You’ve eaten tapas, now see this

BEAUTY should be edible, or not at all,” the Spanish surrealist painter Salvador Dali once said.

 

By extension, the edible should be accompanied by beauty as well.

 

Apart from painting some of the acknowledged masterpieces of the 20th century, Dali also designed the logo for the Spanish lollipop brand Chupa Chups, which in some parts of the world is as familiar as the Coca-Cola logo.

 

(Dali also appeared in a TV ad for Lanvin chocolates—maybe he had a sweet tooth.)

 

In any case, the idea that art shouldn’t be confined to galleries and museums but should spill over into daily life informs “Tapas: Spanish Design for Food,” a traveling exhibit put together by Accion Cultural Española.

 

Now being shown at the Metropolitan Museum of Manila in collaboration with Instituto Cervantes de Manila and the Spanish embassy, “Tapas” highlights the central place that design and gastronomy hold in the Spanish way of life.

 

Tapas is the succession of small portions of food, served on small plates, that Spaniards eat in bars, sometimes while standing up, sometime between merienda and dinner, usually accompanied by wine.  What we call pica-pica.

 

Likewise, the designs included in “Tapas” the exhibit are selected for the audience’s degustation, and are arranged in three categories: Kitchen, Table and Food.

 

According to Juli Capella, the Spanish architect who curated the exhibit, “The first inspiration is that I have been eating for the past 55 years, three times a day. I expect to be eating a hundred thousand times in my life. And when this functional activity starts to become boring, you want to put experience and, if you are curious and you are in the field of creativity, it can be architecture, it can be design, it’s when you realize that there is more importance in these tools that the people have in mind.

 

“So, you can eat some pears, some vegetables and you feed yourself. If you need to cook something, you need a knife.
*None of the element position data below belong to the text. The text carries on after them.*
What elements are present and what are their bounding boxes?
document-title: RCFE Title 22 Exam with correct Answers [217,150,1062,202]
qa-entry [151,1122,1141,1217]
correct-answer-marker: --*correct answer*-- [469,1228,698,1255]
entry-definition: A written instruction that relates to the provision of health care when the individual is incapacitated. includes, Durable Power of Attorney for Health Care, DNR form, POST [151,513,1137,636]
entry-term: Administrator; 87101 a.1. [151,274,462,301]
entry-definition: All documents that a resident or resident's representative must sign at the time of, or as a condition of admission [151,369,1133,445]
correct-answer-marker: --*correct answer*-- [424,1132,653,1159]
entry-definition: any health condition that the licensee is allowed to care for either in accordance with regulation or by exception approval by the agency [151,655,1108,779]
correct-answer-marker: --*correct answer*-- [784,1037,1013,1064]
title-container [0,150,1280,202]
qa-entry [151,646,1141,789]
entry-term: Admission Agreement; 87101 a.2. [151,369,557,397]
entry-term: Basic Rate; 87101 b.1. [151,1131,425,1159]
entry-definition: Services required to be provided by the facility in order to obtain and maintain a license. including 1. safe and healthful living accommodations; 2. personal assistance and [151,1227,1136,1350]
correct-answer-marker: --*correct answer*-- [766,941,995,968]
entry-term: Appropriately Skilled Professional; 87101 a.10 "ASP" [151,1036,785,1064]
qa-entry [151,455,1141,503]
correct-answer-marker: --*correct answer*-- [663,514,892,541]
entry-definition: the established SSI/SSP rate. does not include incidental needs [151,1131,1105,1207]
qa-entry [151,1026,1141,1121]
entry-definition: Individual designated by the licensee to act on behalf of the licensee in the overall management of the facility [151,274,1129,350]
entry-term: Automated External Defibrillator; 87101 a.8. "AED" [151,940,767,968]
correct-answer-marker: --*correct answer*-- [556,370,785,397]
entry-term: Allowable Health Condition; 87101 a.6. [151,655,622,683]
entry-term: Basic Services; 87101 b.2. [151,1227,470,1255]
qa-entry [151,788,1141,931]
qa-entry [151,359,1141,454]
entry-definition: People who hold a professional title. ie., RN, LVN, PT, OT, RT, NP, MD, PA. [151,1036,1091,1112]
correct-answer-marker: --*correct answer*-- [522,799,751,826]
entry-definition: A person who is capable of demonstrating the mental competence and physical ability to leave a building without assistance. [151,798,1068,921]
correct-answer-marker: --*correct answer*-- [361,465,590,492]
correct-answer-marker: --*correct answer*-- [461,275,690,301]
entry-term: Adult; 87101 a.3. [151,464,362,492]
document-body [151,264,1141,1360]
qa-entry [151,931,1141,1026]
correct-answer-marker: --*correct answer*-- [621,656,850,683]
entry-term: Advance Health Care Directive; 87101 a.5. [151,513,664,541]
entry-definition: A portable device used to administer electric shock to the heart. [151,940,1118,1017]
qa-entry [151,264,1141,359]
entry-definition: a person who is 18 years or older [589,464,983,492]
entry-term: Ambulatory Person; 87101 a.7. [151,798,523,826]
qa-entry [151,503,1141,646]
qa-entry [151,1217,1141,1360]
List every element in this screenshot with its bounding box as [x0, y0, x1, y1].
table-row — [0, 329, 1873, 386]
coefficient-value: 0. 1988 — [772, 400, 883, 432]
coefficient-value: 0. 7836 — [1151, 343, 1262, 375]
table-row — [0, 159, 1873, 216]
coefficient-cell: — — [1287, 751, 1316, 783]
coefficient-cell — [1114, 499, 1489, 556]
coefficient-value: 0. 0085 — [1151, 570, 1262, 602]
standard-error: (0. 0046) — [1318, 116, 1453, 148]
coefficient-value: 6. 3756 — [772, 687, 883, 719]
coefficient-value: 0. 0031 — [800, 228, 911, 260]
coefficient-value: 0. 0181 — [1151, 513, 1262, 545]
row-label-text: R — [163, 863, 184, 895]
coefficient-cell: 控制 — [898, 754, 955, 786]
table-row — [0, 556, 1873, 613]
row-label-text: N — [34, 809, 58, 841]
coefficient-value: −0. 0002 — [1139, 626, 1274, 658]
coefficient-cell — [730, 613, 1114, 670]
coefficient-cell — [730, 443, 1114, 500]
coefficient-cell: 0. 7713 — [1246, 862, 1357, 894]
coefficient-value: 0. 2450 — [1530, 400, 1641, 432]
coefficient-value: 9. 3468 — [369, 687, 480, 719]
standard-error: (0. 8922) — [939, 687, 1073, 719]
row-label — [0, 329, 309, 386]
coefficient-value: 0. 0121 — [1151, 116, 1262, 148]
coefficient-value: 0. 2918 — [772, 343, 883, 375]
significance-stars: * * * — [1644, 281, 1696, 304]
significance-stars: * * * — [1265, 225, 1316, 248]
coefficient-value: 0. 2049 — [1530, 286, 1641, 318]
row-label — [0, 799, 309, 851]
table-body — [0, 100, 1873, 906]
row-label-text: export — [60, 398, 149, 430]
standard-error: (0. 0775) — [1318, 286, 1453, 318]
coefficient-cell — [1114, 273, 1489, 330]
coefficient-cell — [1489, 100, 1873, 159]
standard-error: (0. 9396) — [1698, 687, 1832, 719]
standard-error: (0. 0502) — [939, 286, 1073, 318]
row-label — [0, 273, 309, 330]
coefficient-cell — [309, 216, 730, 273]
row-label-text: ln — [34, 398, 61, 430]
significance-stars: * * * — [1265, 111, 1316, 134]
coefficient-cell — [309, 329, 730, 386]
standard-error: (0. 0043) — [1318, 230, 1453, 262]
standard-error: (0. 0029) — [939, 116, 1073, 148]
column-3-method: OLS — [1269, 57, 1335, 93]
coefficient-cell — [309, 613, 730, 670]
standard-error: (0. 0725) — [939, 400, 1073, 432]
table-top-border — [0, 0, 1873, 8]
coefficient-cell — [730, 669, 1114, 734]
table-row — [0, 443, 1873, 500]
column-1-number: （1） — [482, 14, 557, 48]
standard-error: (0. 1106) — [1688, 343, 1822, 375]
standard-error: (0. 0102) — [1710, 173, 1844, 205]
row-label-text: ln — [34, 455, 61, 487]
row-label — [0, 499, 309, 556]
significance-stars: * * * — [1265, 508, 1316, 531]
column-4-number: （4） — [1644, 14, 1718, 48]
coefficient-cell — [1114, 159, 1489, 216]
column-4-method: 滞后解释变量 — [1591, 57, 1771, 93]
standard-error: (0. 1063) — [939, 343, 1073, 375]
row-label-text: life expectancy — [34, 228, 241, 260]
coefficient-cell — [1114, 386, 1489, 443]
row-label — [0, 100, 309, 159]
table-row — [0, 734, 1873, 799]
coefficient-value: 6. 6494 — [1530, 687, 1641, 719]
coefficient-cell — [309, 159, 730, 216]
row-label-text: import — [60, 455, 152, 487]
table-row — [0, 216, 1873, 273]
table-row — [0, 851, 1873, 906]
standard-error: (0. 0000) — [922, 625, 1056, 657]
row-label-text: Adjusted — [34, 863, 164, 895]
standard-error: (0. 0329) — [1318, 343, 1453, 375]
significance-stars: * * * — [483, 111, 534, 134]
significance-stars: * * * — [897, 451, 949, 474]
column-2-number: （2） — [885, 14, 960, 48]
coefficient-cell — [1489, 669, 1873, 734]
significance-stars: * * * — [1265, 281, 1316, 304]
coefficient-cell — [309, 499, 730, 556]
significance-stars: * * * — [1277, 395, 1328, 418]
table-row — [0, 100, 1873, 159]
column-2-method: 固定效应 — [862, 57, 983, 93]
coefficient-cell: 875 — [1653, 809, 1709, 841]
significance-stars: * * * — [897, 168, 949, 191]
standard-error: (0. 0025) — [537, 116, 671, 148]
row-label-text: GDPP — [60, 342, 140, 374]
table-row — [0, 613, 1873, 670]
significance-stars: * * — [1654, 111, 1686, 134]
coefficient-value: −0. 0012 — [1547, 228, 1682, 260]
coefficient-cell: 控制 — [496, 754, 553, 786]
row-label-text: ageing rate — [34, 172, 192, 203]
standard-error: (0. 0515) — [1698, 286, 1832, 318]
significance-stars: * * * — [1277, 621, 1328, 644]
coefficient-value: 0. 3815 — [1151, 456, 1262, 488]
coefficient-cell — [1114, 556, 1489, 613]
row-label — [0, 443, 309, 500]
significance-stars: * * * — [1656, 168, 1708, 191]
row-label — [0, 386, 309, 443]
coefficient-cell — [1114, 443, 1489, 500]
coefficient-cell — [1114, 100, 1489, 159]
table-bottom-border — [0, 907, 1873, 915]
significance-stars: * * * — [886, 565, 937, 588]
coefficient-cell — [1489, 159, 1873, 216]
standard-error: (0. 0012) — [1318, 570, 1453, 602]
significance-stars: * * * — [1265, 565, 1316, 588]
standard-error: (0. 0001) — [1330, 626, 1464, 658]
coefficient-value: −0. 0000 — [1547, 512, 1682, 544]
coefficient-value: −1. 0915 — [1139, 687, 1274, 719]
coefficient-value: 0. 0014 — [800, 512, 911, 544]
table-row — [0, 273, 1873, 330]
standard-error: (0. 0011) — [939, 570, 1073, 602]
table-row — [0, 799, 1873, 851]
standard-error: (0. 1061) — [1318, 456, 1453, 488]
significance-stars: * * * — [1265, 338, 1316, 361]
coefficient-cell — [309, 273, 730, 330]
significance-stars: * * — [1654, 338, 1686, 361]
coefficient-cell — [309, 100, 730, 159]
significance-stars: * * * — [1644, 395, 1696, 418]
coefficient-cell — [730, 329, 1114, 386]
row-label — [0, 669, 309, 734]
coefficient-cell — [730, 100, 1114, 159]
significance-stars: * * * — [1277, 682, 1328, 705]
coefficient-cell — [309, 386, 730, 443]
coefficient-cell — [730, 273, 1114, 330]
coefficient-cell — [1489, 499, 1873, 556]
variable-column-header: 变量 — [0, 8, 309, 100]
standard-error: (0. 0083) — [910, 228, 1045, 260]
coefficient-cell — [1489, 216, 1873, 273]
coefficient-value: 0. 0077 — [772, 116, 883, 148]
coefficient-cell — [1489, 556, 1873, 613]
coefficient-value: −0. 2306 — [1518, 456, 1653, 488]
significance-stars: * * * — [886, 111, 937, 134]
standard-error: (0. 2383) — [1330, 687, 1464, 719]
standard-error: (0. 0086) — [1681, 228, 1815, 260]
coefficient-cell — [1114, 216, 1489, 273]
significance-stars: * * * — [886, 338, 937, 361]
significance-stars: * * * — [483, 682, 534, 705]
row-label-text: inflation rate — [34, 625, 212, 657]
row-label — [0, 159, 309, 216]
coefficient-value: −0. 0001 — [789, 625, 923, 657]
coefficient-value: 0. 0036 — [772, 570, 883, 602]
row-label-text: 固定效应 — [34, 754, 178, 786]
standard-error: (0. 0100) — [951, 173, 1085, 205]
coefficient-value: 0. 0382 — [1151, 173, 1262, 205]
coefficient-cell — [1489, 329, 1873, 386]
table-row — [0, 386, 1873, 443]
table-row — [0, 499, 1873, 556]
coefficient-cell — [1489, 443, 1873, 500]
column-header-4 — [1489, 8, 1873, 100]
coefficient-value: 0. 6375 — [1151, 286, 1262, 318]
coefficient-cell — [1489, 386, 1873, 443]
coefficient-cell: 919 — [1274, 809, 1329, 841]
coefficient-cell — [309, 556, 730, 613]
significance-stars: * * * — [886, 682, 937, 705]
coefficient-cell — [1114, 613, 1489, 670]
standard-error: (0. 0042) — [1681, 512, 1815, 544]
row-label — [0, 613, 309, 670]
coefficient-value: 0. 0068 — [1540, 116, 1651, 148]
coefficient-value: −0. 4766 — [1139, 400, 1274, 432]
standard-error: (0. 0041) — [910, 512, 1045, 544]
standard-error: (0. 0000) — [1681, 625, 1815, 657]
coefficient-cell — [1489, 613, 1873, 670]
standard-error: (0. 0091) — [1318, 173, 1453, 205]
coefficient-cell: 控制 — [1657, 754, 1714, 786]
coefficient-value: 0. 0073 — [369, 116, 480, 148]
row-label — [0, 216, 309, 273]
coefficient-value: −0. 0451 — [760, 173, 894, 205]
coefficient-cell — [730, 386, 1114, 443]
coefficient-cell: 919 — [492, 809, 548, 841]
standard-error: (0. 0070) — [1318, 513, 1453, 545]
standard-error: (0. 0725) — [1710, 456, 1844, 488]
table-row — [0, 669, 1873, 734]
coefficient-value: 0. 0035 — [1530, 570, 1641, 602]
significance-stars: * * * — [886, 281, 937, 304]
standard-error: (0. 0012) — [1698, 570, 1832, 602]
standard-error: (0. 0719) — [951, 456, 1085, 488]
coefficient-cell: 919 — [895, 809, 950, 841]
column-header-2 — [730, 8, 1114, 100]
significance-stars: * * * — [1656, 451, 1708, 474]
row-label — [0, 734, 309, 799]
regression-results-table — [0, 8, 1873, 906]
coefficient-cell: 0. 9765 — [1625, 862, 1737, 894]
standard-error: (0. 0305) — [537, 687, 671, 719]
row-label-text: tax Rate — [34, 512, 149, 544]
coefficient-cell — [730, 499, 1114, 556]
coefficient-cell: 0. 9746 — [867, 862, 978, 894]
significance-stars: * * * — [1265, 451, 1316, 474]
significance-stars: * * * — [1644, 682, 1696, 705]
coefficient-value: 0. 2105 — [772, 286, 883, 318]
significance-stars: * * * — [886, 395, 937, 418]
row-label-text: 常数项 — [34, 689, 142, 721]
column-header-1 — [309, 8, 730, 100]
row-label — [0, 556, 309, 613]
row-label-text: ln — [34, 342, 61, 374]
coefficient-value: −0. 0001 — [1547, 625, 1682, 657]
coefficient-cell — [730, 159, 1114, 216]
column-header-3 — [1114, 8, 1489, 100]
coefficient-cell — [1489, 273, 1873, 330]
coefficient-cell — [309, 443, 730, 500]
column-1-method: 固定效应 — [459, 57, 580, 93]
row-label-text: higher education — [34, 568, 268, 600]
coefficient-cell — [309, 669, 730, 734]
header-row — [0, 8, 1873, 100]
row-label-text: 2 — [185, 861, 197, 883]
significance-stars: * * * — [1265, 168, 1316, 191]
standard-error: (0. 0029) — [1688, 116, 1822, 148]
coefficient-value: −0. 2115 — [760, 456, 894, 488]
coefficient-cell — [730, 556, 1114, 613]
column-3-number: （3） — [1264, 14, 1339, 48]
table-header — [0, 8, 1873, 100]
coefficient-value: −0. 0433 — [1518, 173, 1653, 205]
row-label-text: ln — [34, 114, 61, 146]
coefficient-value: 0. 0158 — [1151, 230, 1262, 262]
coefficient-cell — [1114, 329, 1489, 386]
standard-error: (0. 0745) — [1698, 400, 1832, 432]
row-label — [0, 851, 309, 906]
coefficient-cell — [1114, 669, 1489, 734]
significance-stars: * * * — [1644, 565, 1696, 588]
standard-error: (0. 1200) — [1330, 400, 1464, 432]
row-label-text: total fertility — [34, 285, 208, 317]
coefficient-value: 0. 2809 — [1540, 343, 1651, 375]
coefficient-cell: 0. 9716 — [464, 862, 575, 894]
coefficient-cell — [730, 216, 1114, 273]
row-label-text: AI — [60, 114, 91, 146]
It is a tool that someone has to design. To focus on these tools that help and improve the experience of eating was the main idea for this exhibition.”

 

Humor

 

There is a strong element of whimsy and  a tongue-in-cheek humor in many of the exhibits: a dining chair in the silhouette of Mickey Mouse, complete with ears and Mickey’s white shoes; chopstick holders in the shape of tiny animal figurines; a foosball game converted into a dining table; a dinner napkin with a necktie print that diners can tuck into their collars; and Capella’s own “Jamon de la Crisis”—five legs of faux jamon Iberico made of inflated plastic, “entirely fat-free” but rich in irony.

 

There are a few items of straight industrial design—stainless steel cookware, a set of paelleras ranging from tiny to humongous, even a pressure cooker.

 

But most seem to be design solutions to uniquely Spanish problems, such as the porrones—wine jugs designed to shoot a stream of liquid into one’s mouth without having to touch the lips, allowing groups of people to pass the bottle and still be hygienic.

 

Or trays resembling painter’s palettes, so one can walk around at a gathering carrying an assortment of edibles in one’s hand.

 

Or a tastevin—a wine-tasting cup—designed as a necklace.

 

“This is something I have long wanted to see: how culinary arts and industrial design, both as creative expressions and very different forms, are woven seamlessly into this curatorial discourse,” said Dakila Fernando, the current chairperson of the University of the Philippines College of Fine Arts Department of Theory, and also managing partner of an international culinary school.

 

“I like how the exhibition was able to develop the relation of food and design from a historical perspective—how the triad of objects is depicted, objects on the table and food design, pushes creativity among chefs and designers from the division up to the 20th century and to the 21st century.”

 

“Tapas: Spanish Design for Food” runs until June 16 at Metropolitan Museum of Manila, Bangko Sentral ng Pilipinas Complex, Roxas Boulevard, Malate, Manila (Monday-Saturday, 10 a.m.-5:30 p.m.).